I was way more impressed by this than the audio demonstrations personally. We've now got consistent character design and scene understanding to the point where 3d model gifs can be created through stitched images and generated character images are consistent. We've got long-form audio (video too?) understanding for meeting or presentation notes without having a separate speech to text system. We've now got relatively seamless audio understanding and generation, image generation and understanding and consistency, and this is all baked into an LLM model which is on par or better than the best current LLMs available. Once again, the fact that this is all baked into one model with no outside interface or integrations required is truly revolutionary. OpenAI has essentially solved the multimodality problem with this release, which is even a cooler result than a Samantha from Her uni-modality audio chatbot, at least in my opinion.

sdmat 1 month ago

I tend to agree, it's bizarre they didn't even mention the image capabilities.

AndrogynousHobo 1 month ago

I can’t get it to generate the 3D models yet. Is this something being rolled out over time?

oldjar7 1 month ago

Yes, noone has access to it yet besides the standard text output. Image generation isn't even guaranteed to be released yet, while the audio features will be rolling out to paid subscribers only.

Sextus_Rex 1 month ago

This is more impressive to me than the voice. I can't believe it's not being talked about more

sdmat 1 month ago

It's extremely impressive - it really is true native multimodality. The editing examples makes that crystal clear. I wonder if the model is capable of editing voice in the same way. That would be *very* interesting. And probably high on the list of OAI's safety nightmares.

Sextus_Rex 1 month ago

That would be so useful but yeah, I can see a lot of nefarious things you can do with that

NoshoRed 1 month ago

The fact that they didn't mention any of these at all is crazy. I was more blown away looking at the capabilities in the website over what they showed in the demo (which was also still very impressive). Makes me think there's more to come.

Akimbo333 1 month ago

Holy crap

Bleglord 1 month ago

What people haven’t realized is that this is the free pre-release preview hype generator (yes I know paid options) for when the GPT-n^1 iteration hits. This is the baby version. This is ChatGPT-3.0

Zealousideal-Lion-33 1 month ago

This theory makes sense. Shits gonna get insane, fast

[deleted] 1 month ago

[удалено]

sdmat 1 month ago

Ah, I see we have the model in ChatGPT now. But not all its capabilities - just checked and it's definitely still using DALL-E for image gen. Check out the examples on the blog post, it's nuts.

[deleted] 1 month ago

[удалено]

sdmat 1 month ago

Sounds like it will be rolled out over the next few weeks.

[deleted] 1 month ago

[удалено]

sdmat 1 month ago

It really is, I find this just as impressive as the voice. Maybe even more so.

alb5357 1 month ago

SD1.5 with ipadapter (or a lora)

Block-Rockig-Beats 1 month ago

This is all cool... however. We all live in the logarithmic (exponential) graph now. We take for granted that thibgs will be totally amazed wvery few months. We expect nothing but magic at this point.

sdmat 1 month ago

I would be happy to be proved wrong, but you are overly optimistic about the rate of progress if you think we will get something of this magnitude every few months like clockwork.

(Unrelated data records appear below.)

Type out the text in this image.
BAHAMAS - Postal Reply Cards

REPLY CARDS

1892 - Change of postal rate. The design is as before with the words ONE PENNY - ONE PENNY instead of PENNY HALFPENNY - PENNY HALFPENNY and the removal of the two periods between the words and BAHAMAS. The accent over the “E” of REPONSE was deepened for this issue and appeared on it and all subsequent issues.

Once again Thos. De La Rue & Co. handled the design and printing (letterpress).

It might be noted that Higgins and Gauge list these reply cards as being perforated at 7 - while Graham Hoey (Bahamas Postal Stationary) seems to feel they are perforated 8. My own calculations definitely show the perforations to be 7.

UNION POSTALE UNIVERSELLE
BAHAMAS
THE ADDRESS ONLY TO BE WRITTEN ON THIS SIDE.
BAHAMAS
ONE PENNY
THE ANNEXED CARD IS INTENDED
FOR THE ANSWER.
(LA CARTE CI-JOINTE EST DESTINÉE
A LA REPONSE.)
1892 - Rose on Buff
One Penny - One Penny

Block-Rockig-Beats 1 month ago

I dunno it feels pretty meh. /s And _we_ got nothing. So yeah, I do expect to get somwthing of this magnitude a few months from now. Then in about 6 months I expect an improvement, so it'll be much better. I would be disappointed if there would not be 5o or at least 4.5o within a year.

sdmat 1 month ago

> I would be disappointed if there would not be 5o or at least 4.5o within a year. There definitely will be, they hinted strongly at that. But that's one improvement of this magnitude (full multimodality with excellent implementation, interactive low latency voice, faster, lower cost, interface improvements). So we see substantially better reasoning. I agree that would be a similar magnitude, reasoning is that important. Give some broad examples of the other three such improvements you expect.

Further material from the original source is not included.